Сегодня все сидячие места в зале заняты, не было восьми утра, а начальники пожарных команд уже отгоняли людей от здания суда. Я приехал рано, когда никого из адвокатов еще не было. Обожаю такие дни, только тогда понимаешь, зачем живешь на этом свете, сколь непрочна стена, отделяющая подсудимого от физического уничтожения, сколь высока твоя ответственность. От одного этого можно прийти в ужас.
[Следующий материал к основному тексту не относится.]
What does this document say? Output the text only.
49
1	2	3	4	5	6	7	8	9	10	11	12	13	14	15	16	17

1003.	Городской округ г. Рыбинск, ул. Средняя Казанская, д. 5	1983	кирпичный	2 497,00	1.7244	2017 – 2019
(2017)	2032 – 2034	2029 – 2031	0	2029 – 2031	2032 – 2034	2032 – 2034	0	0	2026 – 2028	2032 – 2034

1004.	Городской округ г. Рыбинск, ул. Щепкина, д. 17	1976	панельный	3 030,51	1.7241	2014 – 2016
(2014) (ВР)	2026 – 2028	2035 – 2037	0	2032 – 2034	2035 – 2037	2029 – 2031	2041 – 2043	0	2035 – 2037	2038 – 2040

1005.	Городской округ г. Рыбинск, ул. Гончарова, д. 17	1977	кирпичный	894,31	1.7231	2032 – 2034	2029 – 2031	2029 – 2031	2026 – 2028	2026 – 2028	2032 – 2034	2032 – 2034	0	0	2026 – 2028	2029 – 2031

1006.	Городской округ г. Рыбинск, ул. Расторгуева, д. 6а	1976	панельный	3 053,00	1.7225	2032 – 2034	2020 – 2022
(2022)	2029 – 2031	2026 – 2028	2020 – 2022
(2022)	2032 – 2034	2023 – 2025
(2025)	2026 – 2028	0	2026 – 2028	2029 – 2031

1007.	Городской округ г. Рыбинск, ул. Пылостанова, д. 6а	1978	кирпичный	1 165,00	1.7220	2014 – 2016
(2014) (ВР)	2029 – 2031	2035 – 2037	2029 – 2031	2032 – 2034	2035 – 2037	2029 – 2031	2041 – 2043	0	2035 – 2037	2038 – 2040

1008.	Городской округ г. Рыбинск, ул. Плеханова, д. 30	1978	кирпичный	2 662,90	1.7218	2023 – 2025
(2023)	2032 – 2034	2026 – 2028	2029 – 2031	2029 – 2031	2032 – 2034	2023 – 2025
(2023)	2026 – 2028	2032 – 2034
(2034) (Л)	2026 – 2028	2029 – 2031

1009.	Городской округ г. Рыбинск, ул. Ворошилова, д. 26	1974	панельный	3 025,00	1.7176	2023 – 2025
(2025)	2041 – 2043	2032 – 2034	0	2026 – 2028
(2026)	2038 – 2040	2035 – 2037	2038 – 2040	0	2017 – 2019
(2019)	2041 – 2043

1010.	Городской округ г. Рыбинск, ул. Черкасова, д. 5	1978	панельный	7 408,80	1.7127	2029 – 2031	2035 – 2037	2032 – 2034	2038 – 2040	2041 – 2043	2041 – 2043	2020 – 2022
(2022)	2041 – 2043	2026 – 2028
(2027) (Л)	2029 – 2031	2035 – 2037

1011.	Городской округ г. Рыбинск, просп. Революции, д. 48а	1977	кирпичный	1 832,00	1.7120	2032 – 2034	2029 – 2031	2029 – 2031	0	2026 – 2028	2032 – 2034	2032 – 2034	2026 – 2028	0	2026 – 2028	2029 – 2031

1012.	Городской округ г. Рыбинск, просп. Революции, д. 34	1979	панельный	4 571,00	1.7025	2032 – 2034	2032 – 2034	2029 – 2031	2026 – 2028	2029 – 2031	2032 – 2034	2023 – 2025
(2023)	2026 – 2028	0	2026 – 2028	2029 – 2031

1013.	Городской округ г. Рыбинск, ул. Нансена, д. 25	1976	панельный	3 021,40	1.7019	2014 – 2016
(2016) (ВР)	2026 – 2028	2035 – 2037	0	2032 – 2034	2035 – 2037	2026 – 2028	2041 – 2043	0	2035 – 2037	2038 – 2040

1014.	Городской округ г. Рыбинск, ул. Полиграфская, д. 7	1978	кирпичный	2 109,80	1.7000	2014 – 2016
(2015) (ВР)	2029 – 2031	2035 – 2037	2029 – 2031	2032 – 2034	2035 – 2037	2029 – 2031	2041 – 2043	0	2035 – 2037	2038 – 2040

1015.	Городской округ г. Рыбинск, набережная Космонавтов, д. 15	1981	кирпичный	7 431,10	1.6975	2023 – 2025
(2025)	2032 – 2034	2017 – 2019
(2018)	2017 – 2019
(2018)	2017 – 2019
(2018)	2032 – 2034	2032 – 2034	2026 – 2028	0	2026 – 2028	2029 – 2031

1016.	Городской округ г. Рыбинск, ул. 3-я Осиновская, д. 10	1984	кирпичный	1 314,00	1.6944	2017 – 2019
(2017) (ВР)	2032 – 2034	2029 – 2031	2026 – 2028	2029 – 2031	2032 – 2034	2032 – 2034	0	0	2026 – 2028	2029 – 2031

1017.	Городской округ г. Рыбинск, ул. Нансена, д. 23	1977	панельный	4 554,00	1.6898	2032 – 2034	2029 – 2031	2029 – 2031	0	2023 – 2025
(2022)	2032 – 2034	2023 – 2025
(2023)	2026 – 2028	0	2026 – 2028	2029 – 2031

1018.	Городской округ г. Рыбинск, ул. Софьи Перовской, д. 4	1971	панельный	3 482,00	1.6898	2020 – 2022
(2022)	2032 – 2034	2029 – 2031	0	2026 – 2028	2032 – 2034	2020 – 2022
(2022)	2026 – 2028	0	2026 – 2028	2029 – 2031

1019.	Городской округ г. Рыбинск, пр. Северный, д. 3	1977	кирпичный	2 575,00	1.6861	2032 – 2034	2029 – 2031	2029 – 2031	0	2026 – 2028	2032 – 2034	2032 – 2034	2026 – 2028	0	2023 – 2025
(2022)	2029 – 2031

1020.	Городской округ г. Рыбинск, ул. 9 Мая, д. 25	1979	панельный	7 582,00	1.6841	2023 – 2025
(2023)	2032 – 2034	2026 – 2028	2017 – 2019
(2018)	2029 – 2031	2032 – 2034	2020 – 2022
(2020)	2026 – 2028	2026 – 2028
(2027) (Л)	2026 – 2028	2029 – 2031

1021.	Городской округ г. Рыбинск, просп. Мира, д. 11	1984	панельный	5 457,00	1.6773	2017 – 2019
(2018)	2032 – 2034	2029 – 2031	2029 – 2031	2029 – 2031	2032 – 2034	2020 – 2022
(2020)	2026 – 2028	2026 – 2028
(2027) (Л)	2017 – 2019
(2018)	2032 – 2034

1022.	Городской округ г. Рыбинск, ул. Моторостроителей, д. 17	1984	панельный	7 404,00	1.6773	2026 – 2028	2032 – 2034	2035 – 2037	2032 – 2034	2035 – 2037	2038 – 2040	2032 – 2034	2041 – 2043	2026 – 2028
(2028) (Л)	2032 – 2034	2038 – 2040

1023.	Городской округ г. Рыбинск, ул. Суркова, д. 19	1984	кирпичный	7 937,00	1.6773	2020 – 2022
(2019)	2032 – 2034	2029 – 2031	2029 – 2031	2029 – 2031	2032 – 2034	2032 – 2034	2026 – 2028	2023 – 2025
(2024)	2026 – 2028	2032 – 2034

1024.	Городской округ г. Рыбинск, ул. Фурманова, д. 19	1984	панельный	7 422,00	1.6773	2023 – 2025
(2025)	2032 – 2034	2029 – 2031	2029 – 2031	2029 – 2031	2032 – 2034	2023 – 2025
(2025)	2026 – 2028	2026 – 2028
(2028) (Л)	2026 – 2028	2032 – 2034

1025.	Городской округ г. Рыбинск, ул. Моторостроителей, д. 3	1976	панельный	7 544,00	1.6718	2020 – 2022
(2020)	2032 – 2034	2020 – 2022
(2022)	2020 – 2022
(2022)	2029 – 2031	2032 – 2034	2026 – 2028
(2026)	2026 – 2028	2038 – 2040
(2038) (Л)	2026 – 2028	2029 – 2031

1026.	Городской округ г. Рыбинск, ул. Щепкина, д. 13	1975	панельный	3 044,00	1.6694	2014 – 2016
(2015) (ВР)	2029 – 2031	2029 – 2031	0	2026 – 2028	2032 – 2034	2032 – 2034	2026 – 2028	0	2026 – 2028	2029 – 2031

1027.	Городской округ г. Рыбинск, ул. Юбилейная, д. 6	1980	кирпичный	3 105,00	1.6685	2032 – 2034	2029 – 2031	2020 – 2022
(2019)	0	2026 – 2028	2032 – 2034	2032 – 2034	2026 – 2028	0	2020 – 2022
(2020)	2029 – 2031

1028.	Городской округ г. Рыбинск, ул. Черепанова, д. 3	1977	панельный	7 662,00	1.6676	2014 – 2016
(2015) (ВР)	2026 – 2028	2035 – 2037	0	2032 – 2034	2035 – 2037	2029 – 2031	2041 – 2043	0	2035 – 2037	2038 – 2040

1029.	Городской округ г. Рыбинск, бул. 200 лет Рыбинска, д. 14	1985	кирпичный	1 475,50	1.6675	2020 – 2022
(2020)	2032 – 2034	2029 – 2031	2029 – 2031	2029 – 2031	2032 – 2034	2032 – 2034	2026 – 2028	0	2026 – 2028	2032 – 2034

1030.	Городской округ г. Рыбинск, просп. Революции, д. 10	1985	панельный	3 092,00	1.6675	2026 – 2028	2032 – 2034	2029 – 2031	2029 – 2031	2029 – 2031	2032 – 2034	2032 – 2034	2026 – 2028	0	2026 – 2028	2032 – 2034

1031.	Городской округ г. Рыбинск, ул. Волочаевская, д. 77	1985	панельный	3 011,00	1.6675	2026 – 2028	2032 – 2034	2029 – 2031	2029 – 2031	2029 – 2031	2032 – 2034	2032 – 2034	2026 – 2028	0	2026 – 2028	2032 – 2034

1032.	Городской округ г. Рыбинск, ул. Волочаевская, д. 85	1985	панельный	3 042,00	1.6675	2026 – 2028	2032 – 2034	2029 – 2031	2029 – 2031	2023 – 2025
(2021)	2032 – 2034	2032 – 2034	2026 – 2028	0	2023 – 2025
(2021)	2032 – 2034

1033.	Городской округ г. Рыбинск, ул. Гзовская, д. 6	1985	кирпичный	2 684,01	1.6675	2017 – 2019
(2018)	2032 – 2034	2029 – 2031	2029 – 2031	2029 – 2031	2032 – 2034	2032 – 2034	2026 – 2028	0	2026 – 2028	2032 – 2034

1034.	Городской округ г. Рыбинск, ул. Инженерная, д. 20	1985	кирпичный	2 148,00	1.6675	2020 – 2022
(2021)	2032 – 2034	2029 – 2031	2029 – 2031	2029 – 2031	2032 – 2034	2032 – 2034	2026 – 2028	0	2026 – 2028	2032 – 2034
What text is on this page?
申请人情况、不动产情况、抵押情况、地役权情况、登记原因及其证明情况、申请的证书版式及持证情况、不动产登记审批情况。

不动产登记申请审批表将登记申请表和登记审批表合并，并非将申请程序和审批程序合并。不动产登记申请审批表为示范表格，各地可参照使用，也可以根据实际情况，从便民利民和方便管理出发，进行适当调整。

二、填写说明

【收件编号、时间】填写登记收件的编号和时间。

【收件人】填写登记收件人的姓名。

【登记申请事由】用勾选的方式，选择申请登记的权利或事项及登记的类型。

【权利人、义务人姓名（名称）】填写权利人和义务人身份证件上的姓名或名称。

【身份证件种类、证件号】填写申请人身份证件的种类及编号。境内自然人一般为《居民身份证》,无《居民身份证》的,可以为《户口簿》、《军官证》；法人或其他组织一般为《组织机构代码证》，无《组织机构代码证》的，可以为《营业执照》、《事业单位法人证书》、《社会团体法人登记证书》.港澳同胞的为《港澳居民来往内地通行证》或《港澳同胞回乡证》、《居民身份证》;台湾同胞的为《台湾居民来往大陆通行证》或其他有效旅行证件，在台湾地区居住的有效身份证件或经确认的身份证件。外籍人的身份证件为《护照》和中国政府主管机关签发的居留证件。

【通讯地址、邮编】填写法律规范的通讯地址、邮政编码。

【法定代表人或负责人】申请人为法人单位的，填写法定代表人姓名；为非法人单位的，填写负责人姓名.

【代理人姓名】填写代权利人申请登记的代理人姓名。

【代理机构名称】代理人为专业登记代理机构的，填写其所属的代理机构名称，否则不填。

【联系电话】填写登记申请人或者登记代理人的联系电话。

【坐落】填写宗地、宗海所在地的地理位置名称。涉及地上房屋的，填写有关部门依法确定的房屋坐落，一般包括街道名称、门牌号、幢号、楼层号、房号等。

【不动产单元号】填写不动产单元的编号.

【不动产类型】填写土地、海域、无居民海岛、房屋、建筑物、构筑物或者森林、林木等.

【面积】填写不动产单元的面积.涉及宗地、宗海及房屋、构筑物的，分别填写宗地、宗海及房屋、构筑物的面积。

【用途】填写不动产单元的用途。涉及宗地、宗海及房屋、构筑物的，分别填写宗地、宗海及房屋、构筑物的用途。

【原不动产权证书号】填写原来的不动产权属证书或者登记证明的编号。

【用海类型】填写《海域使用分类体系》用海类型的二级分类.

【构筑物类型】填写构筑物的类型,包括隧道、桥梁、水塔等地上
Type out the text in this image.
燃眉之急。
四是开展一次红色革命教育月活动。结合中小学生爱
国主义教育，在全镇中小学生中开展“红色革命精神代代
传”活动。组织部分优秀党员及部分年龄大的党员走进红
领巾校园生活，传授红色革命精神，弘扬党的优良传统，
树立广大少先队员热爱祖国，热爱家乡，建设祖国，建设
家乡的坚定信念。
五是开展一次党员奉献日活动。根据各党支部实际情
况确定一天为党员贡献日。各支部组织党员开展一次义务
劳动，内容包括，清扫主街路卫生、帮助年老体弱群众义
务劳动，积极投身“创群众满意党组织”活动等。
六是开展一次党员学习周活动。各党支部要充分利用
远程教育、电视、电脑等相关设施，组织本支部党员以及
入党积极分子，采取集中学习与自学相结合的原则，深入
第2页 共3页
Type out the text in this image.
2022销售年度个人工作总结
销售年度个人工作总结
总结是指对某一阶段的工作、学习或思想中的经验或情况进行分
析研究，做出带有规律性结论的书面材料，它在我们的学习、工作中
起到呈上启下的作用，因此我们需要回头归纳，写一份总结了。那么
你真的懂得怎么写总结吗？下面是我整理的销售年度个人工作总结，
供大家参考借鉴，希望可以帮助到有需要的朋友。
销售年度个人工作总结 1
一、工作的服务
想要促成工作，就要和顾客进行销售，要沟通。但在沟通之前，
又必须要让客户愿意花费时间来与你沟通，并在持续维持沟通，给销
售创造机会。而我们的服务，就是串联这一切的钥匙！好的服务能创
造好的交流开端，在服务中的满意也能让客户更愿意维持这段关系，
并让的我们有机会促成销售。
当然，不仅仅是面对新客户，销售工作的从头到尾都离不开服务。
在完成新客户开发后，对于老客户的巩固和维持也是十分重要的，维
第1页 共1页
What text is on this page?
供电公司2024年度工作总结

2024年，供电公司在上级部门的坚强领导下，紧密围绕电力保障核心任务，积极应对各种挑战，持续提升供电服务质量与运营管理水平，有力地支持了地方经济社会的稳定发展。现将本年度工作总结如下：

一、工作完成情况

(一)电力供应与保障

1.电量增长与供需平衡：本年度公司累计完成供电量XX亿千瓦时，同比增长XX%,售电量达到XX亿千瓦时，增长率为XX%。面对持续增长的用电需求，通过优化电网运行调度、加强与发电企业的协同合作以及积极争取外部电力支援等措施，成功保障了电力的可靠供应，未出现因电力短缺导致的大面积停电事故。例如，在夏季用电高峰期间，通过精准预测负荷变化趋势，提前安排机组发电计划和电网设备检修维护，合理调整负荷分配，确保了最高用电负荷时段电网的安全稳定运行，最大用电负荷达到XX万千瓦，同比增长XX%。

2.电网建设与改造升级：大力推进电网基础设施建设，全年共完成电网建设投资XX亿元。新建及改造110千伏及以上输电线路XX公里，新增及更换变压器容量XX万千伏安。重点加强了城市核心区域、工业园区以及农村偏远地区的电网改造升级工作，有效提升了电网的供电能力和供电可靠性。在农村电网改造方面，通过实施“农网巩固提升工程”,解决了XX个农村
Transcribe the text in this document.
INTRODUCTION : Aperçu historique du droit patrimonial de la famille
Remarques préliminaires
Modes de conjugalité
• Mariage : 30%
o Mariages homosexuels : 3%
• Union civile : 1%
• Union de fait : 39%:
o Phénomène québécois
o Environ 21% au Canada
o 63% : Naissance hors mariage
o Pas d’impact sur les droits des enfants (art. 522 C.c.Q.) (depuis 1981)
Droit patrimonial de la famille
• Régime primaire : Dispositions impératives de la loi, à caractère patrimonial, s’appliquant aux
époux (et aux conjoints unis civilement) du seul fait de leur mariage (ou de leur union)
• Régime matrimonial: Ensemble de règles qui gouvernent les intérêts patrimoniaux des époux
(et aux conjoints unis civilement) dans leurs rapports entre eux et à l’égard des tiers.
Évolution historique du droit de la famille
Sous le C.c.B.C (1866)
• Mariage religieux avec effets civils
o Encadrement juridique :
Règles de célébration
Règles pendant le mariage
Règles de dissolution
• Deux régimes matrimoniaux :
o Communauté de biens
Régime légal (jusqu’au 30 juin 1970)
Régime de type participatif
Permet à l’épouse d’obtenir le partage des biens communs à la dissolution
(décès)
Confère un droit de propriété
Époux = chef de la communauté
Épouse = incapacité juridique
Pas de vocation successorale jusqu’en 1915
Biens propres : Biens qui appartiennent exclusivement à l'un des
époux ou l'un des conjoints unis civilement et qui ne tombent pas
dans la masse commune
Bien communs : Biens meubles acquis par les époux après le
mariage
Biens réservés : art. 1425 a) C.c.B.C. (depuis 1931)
Появляются остальные. Все нервничают, оно и немудрено. За несколько минут до девяти входит Моузби со своими подчиненными, вид у них измученный, встревоженный. Я не верю, что он не подготовился к сегодняшнему заседанию, но чувствую, что должно произойти что-то неожиданное, моя работа в том и состоит, чтобы попробовать догадаться, что у людей на уме, по тому, как они ведут себя, — а у обвинителя такой вид, словно он намерен добиваться вынесения смертного приговора всей четверке.
Вводят заключенных, они садятся на места. Мы ждем. На часах — две минуты десятого, судебный исполнитель призывает присутствующих к порядку, и из двери в глубине зала, ведущей в кабинет Мартинеса, появляется он сам. Вид у него раздраженный.